1977
At ten years old life is not half bad. It’s been a year and a half since my Grandfather died and I never think about the things he used to do to me anymore. As time goes by I’ll manage to block them out completely. Well almost anyway.
At ten years old, I am unaware that forgetting those things doesn’t make them go away. I don’t know yet how those things have set me up to be a perpetual victim of more and more abuse.
At ten years old, I am naive enough not to know that the death of my molester is not the closing of the door to the things that have been done to me, the things that made me sick and scared, no that door is not closed at all. It has been taken off its hinges. The doorway now sits wide open, waiting for perpetrator after perpetrator to walk through it.
At ten years old, I am blissfully unaware that this is just a reprieve and soon these carefree days will abruptly come to an end.
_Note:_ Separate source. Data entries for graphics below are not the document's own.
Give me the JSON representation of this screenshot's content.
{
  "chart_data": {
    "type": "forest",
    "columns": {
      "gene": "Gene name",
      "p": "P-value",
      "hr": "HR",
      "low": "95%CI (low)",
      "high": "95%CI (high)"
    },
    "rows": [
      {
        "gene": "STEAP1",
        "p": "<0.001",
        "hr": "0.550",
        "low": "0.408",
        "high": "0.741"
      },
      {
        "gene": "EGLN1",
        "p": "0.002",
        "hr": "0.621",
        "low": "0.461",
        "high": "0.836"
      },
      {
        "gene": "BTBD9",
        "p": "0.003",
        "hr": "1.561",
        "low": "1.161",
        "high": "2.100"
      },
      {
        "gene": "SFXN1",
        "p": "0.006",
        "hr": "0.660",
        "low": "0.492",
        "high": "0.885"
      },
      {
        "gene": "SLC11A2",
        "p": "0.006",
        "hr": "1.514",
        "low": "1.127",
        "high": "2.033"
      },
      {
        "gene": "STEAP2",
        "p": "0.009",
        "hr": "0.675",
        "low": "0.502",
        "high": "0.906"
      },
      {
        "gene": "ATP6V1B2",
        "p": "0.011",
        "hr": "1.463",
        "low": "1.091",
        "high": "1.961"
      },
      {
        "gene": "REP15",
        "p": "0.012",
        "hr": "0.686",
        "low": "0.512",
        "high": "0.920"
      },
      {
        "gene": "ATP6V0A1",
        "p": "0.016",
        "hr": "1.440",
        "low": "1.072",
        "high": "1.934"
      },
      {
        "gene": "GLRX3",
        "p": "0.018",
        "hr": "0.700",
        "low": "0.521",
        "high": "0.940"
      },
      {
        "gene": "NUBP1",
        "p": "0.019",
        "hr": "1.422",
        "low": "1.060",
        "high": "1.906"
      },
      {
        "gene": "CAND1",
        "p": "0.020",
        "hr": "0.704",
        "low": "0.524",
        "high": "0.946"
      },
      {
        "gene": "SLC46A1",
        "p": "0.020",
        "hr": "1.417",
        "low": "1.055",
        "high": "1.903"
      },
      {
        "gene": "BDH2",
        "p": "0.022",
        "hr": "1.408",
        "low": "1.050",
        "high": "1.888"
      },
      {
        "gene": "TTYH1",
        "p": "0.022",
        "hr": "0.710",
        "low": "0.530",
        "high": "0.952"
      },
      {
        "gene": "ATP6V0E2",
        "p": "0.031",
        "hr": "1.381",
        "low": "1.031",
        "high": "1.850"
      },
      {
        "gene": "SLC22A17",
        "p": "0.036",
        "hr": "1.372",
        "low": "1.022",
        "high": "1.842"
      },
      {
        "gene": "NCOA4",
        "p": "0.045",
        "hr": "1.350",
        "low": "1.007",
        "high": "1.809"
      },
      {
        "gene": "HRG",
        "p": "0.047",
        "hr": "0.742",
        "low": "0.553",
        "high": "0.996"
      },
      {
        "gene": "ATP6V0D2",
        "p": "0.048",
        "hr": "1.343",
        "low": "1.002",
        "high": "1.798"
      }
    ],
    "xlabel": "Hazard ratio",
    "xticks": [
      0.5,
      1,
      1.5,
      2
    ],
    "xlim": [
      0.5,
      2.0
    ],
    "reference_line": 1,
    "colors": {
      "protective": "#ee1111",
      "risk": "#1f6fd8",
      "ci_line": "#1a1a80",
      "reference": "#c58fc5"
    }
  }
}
For the time being, I am enjoying my summer with my best friend. We spend our days riding double on her pink huffy, playing house in her basement and swimming in her above ground pool in our matching orange bathing suits with the little yellow ducks that I begged my mom to buy for us.
I have no idea what lies ahead or how bad it will get. Not even when her visiting teenage cousin sticks his hand down my bathing suit bottoms when he is tickling us causing me to feel dirty, embarrassed and ashamed, not even then, do I have any idea of what lies ahead.
At first, the changes will be subtle. Sometime during the next year my mother will change her status from housewife to working woman. She will take a full time job in a warehouse working the overnight shift. She will work all night and sleep all day. What little supervision my brother and I have will become nonexistent.
She will hire a babysitter to watch us while she works. This babysitter will not be a mature, responsible adult that comes to our house to watch over us while we peacefully sleep in our own beds. It will be a drug addicted teenage mother that has a small apartment over a store. We will sit there in her small living room among her friends while they take turns going into the bathroom to shoot up. In the mornings she will remain passed out while we get ready for school and I will feed and dress her toddler daughter and leave her sitting in front of the TV when we leave.
At ten years old, I don’t know yet, that this is the first crack in the foundation of my life.